The latest additions to the FCF watchlist include banks and fund managers, management consulting firms, as well as firms that provide project management and engineering services.
"A number of these employers were placed on the FCF Watchlist because they have exceptionally high shares of foreign PMETs compared to their industry peers," said MOM.
For example, 18 of the firms added to the watchlist have foreigners comprising more than half of their PMET workforce, significantly higher compared to their industry peers, said the ministry.
"MOM does not tolerate unfair hiring practices, and employers who do not give locals a fair chance in hiring and promotion will face scrutiny and stiff penalties if found to have unfair hiring practices," it said.

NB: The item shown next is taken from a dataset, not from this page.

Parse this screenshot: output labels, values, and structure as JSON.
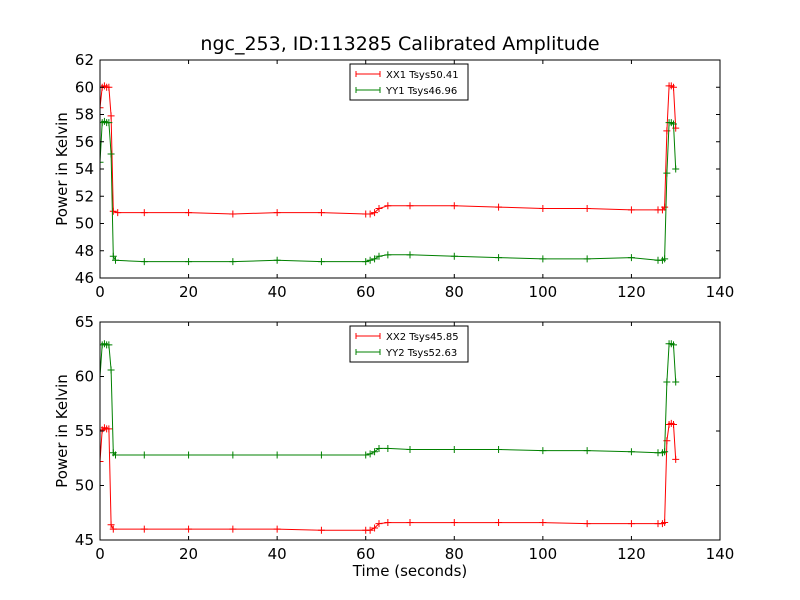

REASONS BEHIND POSSIBLE UNFAIR HIRING PRACTICES
MOM said that in its observations of companies on the watchlist since 2016, 190 were from the financial and professional services sectors.
Through its engagement with those employers, TAFEP found that they were often not familiar with the skillset of local jobseekers and the Government’s support measures to help local workers reskill and upskill, said MOM.
For example, some of them claimed they were unable to find local workers with the required expertise or experience, including for more technical roles such as senior software engineers, said the ministry. The fact was, however, they had not cast their net wide enough, such as by tapping on Professional Conversion Programmes, MOM added.
Other employers assumed that local workers lacked the global exposure necessary to function effectively across the multiple countries that they operate in, said MOM.
The manpower ministry urged the public to report specific instances of discriminatory behaviour, saying that the identity of whistleblowers will be kept confidential.
"During these challenging times, we will be extra vigilant against unfair hiring, to ensure that local jobseekers are treated fairly," it said.